Thetford Forest stepped back in time over the weekend as it celebrated some of the best chart music of the past 30 years with concerts on Saturday and Sunday.
On Saturday it was Paul Heaton and Jacqui Abbott who served up the goods. Heaton first came to prominence in the 80s with Hull’s self-proclaimed “fourth best band”, the Housemartins, before going on to making easy-listening pop with A-levels with the Beautiful South. This set included both music from recent Heaton and Abbott albums and from way back when.
Among tracks delighting those of us who loved the Housemartins’ bitter-sweet mix of bright pop songs and biting socially-aware lyrics, were Caravan of Love, I Can’t Quite Put My Finger On It, Five Get Over Excited, Happy Hour and the sublime Build (perhaps more relevant today than when it was penned).
Highlights from the Beautiful South’s catalogue included the opener, Old Red Eyes is Back and went on to include Rotterdam and You Keep It All In.
Although Heaton is the dominant presence on stage, this is very much a partnership. Abbott is a superb vocalist who really transforms such potentially coarse material as Don’t Marry Him ... into a rousing crie-de-coeur.
A fine evening, with Paul only marginally distracted by the TV showing the Italy v Germany match on the side of the stage and much enlivened by some giant balloons released into the mosh pit for the encore.
The following night saw a notably bigger audience was really up with it as Simply Red appeared. Mick Hucknall announced this as a celebration of 31 years of hits, and that was very much what it was, with little in the way of new material.
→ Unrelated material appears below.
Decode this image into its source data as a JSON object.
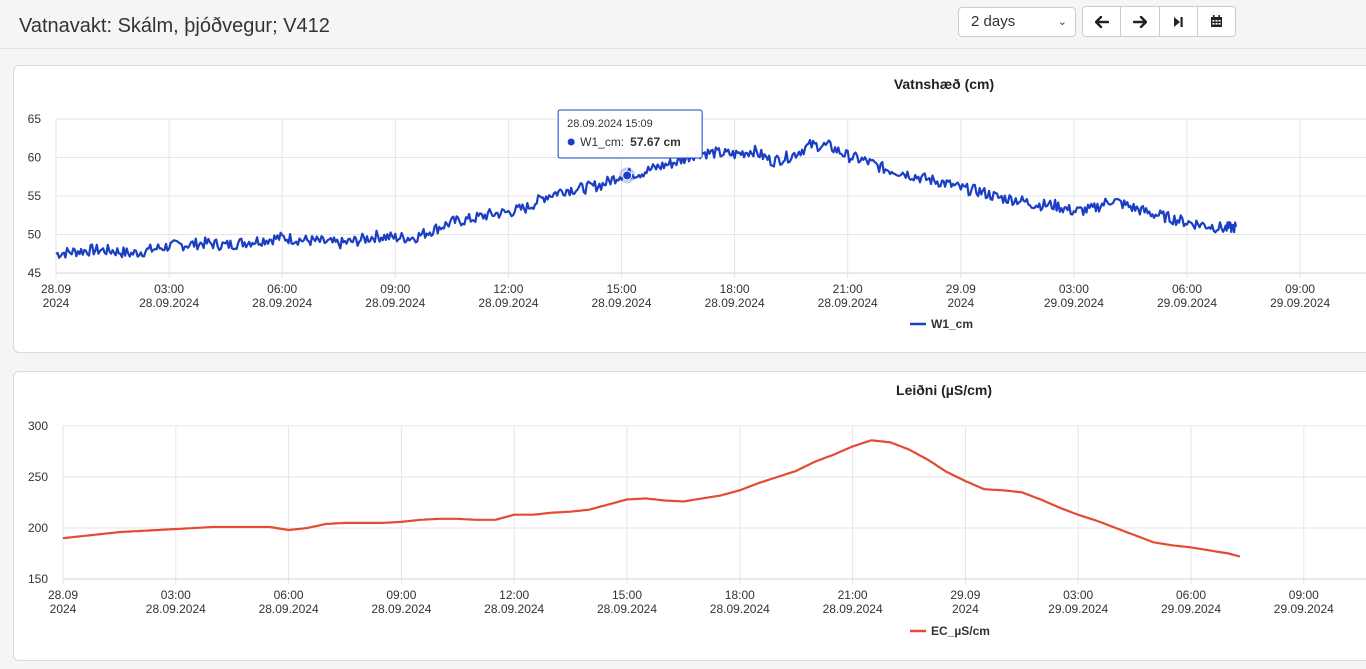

The Right Thing, If You Don’t Know Me By Now, It’s Only Love, Something Got Me Started, Stars, Fairground, Your Mirror, Night Nurse were among the highlights. The poignancy of Holding Back The Years (“a song I wrote in my bedroom when I was 17”, Mick told us) was well served by a stripped back acoustic start. The encore had to be Money To Tight To Mention.
The audience loved it (particularly Mick’s spot-on Barry White impersonation). The band were tight and Hucknall’s soaring voice remains a wonder. Transforming soul-lite into something magical.